Computational Nanotechnology
Applications of nanotechnology continue to fuel significant innovations in areas ranging from electronics, microcomputing, and biotechnology to medicine, consumer supplies, aerospace, and energy production. As progress in nanoscale science and engineering leads to the continued development of advanced materials and new devices, improved methods of modeling and simulation are required to achieve a more robust quantitative understanding of matter at the nanoscale. Computational Nanotechnology: Modeling and Applications with MATLAB® provides expert insights into current and emerging methods, opportunities, and challenges associated with the computational techniques involved in nanoscale research. Written by, and for, those working in the interdisciplinary fields that comprise nanotechnology—including engineering, physics, chemistry, biology, and medicine—this book covers a broad spectrum of technical information, research ideas, and practical knowledge.
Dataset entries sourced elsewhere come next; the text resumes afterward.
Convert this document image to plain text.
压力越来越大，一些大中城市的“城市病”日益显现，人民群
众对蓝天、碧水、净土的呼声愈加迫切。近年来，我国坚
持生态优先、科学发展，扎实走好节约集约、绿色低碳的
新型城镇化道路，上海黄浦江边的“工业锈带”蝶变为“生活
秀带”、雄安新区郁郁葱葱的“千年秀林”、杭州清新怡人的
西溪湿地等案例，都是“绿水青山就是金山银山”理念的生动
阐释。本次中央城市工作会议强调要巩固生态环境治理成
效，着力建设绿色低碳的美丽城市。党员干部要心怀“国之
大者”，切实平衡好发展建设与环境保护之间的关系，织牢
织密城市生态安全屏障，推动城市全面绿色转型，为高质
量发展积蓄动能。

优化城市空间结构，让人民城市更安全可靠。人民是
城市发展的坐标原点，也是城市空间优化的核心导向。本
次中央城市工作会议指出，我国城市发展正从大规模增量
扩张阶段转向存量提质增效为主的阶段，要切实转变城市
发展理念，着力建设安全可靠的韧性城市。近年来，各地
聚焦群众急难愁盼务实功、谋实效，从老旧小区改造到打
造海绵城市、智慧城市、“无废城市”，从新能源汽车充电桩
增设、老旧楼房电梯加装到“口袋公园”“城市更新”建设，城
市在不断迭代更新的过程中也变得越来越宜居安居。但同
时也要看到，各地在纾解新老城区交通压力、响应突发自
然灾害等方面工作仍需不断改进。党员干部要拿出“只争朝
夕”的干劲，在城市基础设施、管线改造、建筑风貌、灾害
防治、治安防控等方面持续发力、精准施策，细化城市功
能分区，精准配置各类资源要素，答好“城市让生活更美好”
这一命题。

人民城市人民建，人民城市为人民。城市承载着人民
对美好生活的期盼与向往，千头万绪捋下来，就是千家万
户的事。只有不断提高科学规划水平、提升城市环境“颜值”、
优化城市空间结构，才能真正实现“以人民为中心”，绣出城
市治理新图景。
It presents an introduction to computational methods in nanotechnology, including a closer look at the theory and modeling of two important nanoscale systems: molecular magnets and semiconductor quantum dots. Topics covered include: Modeling of nanoparticles and complex nano and MEMS systems Theory associated with micromagnetics Surface modeling of thin films Computational techniques used to validate hypotheses that may not be accessible through traditional experimentation Simulation methods for various nanotubes and modeling of carbon nanotube and silicon nanowire transistors In regard to applications of computational nanotechnology in biology, contributors describe tracking of nanoscale structures in cells, effects of various forces on cellular behavior, and use of protein-coated gold nanoparticles to better understand protein-associated nanomaterials. Emphasizing the importance of MATLAB for biological simulations in nanomedicine, this wide-ranging survey of computational nanotechnology concludes by discussing future directions in the field, highlighting the importance of the algorithms, modeling software, and computational tools in the development of efficient nanoscale systems.